Abstract

This cross-sectional study surveyed 365 acute care hospitals to determine strategies that determined door-to-balloon times (DBT) in acute myocardial infarction. All hospitals were capable of percutaneous coronary intervention and reported the core quality measure of door-to-balloon time. Twenty-eight strategies were identified and, through multivariate analysis, six strategies were noted to significantly reduce door-to-balloon time. Catheterization laboratory activation by an emergency physician alone reduced DBT by 8.2 min (p = 0.01). The process that provided the fastest activation of a catheterization team involved the emergency department calling a single central page operator, who then paged the cardiologist and staff with a reduction of 13.8 min (p = 0.001).
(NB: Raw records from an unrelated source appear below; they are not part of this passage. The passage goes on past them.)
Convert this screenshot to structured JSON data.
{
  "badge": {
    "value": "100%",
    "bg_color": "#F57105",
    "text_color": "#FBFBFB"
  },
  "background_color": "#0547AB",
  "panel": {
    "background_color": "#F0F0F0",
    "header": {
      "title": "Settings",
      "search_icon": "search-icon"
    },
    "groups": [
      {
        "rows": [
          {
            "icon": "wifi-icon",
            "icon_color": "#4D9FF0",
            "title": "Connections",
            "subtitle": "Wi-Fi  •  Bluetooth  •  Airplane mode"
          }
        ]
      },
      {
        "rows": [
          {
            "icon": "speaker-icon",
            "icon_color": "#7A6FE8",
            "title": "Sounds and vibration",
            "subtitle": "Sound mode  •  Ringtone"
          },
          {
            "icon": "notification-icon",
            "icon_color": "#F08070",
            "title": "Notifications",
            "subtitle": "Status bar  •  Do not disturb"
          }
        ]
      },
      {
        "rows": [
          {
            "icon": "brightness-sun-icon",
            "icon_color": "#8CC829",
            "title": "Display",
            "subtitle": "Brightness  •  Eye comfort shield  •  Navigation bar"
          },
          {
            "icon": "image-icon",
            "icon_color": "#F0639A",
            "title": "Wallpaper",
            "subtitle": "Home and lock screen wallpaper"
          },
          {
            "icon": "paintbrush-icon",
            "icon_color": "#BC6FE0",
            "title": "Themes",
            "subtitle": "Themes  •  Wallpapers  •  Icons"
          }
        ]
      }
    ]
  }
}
When prehospital electrocardiograms were available, the emergency departments that activated the catheterization laboratory while the patients were still en route to the hospital reduced DBT by 15.4 min (p = 0.001) and those with no set protocol reduced DBT by 23.3 min (p = 0.001). As expected, the longer time allowed for catheterization laboratory staff to arrive, the longer DBT by 19.3 min (p = 0.002). Finally, having an attending cardiologist always in the hospital and having the hospital give real-time feedback to staff of the emergency department and catheterization laboratory were both associated with decreased DBT by 14.6 (p = 0.01) and 8.6 (p = 0.001) min, respectively. The median door-to-balloon time among participating hospitals was 100.4 ± 23.5 min. The standard for percutaneous coronary intervention set by the Joint Commission on Accreditation of Healthcare Organizations and the Centers for Medicare and Medicaid Services is 90 min. The authors conclude that the greater number of the six identified strategies implemented, the shorter the DBT. However, given that information, the authors found that, for instance, only 23% of hospitals permitted the emergency physician to activate the catheterization laboratory and only 14% of hospitals had a central paging operator.